TechFlow news: In March, the Hong Kong government announced eight measures aimed at attracting family offices. Among them, details of the "Capital Investors Entry Scheme" are expected to be released by the end of the year, with the entry threshold raised to HK$30 million.
Legislator Dominic Kwok, representing the technology and innovation sector, hopes the authorities can clarify the scope of eligible assets—for example, Bitcoin traded on licensed virtual asset exchanges should theoretically be allowed as a financial product.
There have been calls to include property purchases as qualifying investments to stimulate the real estate market. While Kwok maintains a neutral stance, the government has indicated that real estate-related financial products such as Real Estate Investment Trusts (REITs) will be included.

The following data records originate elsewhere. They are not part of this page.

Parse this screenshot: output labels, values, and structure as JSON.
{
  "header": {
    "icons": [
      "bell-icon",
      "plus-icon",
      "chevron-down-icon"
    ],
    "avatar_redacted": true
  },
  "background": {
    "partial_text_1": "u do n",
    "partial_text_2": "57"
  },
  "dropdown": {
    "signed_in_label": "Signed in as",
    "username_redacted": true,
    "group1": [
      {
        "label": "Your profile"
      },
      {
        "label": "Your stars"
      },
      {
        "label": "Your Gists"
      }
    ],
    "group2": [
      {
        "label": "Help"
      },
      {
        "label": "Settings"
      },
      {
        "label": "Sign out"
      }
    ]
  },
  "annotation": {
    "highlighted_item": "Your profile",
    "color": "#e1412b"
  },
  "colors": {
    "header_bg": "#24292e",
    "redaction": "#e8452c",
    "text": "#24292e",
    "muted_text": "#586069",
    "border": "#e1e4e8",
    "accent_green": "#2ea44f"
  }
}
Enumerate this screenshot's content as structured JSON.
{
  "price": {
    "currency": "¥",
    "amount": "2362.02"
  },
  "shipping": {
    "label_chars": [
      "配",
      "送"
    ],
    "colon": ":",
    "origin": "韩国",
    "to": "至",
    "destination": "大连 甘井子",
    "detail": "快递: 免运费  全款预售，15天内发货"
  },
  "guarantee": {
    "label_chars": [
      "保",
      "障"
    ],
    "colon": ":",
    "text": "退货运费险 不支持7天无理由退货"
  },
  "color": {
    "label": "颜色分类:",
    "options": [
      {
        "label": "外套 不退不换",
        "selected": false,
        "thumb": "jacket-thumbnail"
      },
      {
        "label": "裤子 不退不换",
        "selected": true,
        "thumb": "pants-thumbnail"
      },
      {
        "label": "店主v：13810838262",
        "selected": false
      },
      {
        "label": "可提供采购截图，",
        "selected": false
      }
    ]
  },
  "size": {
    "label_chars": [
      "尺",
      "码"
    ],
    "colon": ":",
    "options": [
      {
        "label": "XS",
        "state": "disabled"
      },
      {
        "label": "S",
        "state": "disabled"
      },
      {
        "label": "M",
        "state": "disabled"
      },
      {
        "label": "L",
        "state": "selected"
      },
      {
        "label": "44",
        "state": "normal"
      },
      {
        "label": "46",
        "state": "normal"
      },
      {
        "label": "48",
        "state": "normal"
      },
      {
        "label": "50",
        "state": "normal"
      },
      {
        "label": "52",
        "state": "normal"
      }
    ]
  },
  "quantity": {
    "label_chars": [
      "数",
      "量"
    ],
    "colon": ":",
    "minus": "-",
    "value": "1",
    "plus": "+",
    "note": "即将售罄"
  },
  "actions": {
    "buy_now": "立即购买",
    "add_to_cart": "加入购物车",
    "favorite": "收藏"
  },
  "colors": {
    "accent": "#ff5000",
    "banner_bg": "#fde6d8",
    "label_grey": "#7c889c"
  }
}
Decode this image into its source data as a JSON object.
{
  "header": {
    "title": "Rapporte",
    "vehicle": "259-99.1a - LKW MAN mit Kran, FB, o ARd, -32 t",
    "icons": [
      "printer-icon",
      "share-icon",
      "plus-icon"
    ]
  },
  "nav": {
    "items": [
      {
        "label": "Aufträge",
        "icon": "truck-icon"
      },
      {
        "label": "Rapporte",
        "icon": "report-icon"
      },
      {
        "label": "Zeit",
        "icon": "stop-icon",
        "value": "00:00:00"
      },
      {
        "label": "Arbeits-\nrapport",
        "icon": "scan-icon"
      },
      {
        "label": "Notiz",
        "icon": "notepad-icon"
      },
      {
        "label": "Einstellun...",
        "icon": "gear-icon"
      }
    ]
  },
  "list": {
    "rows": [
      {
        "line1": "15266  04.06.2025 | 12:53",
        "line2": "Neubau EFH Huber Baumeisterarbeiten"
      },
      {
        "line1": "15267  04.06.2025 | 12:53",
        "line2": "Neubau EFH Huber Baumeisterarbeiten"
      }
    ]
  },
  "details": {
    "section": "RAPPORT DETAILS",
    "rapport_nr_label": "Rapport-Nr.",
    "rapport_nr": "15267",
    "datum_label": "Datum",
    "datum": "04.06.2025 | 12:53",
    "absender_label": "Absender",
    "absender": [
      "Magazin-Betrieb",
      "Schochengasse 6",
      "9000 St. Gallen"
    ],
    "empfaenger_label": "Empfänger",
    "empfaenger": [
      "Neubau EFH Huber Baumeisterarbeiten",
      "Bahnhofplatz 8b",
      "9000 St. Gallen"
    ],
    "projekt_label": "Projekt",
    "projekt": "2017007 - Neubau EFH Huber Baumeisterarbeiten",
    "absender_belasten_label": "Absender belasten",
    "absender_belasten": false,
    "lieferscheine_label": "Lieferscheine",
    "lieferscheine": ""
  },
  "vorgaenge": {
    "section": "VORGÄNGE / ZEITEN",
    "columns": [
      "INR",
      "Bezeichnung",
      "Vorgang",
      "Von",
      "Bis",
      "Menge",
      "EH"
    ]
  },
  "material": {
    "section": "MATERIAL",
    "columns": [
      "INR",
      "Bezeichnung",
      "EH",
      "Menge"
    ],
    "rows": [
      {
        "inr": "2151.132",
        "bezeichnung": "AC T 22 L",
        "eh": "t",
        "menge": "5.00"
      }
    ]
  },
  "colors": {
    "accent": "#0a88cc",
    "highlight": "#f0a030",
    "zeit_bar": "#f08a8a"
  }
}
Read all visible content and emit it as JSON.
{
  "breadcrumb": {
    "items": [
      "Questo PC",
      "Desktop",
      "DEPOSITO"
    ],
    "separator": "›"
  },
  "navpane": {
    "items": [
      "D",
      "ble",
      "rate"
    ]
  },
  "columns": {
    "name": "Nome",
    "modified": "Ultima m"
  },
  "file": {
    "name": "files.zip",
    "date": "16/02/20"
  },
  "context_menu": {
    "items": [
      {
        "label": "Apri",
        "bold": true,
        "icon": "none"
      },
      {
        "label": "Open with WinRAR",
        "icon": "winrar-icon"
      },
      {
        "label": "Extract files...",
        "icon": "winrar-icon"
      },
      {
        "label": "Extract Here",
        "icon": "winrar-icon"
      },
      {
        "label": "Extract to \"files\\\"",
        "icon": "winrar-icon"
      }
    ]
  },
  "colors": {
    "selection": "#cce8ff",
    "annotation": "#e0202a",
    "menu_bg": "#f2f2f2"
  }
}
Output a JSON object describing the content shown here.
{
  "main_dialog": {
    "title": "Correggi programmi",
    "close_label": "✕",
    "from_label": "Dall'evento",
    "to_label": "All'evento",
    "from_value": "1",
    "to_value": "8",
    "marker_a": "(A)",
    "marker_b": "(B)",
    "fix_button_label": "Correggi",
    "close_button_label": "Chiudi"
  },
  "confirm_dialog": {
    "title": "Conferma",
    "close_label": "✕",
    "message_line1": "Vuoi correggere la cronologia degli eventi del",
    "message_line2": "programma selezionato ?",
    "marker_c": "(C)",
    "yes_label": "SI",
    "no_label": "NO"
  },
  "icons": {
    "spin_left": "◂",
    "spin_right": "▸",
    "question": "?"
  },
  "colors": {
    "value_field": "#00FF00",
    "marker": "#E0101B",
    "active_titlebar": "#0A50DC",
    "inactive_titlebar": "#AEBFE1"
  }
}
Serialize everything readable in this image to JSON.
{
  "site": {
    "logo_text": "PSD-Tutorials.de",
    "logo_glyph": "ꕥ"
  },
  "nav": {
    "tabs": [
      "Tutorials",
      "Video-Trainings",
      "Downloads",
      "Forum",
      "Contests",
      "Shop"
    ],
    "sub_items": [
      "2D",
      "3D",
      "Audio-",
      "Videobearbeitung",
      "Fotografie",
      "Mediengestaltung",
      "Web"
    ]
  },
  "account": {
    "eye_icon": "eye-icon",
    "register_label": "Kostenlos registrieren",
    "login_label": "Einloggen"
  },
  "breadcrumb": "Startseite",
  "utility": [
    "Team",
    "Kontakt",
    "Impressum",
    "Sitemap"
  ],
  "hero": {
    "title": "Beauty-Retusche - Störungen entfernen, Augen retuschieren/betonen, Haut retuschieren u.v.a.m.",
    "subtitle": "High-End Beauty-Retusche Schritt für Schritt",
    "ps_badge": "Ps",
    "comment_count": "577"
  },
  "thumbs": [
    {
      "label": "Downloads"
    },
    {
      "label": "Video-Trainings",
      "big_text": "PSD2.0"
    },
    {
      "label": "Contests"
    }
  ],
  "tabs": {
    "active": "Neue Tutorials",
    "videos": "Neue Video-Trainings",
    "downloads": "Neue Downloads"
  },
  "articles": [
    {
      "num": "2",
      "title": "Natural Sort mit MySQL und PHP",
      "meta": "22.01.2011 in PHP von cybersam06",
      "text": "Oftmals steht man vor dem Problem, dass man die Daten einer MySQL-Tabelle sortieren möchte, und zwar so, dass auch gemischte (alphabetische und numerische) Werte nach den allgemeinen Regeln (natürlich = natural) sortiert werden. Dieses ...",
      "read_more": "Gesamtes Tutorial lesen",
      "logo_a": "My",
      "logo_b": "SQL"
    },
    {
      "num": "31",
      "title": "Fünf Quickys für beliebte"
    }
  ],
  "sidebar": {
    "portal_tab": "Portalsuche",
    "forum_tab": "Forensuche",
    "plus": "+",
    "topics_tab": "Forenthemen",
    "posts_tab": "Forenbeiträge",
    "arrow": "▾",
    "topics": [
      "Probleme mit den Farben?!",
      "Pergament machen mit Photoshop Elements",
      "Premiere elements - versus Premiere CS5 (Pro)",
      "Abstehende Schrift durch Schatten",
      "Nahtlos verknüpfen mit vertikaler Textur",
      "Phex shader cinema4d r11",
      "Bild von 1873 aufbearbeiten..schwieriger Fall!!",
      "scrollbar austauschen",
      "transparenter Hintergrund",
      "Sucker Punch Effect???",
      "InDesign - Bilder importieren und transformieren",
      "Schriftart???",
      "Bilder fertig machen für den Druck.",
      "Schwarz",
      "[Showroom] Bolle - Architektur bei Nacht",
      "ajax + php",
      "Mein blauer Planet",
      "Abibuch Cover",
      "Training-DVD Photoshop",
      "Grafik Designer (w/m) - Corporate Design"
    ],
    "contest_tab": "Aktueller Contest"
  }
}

Kwok believes the government should focus on attracting Middle Eastern family offices, given political considerations in the region and the opportunity for Hong Kong to capitalize on this trend. With Middle Eastern business culture emphasizing trust, he recommends allocating more resources to build connections with the region.
Michelle Wong, Tax Partner at PwC Hong Kong, suggests expanding the range of asset classes and income types eligible for tax concessions to include emerging and alternative investments such as art, wine, and virtual assets. She also notes that the current tax relief regime for trading income-generating assets may need optimization.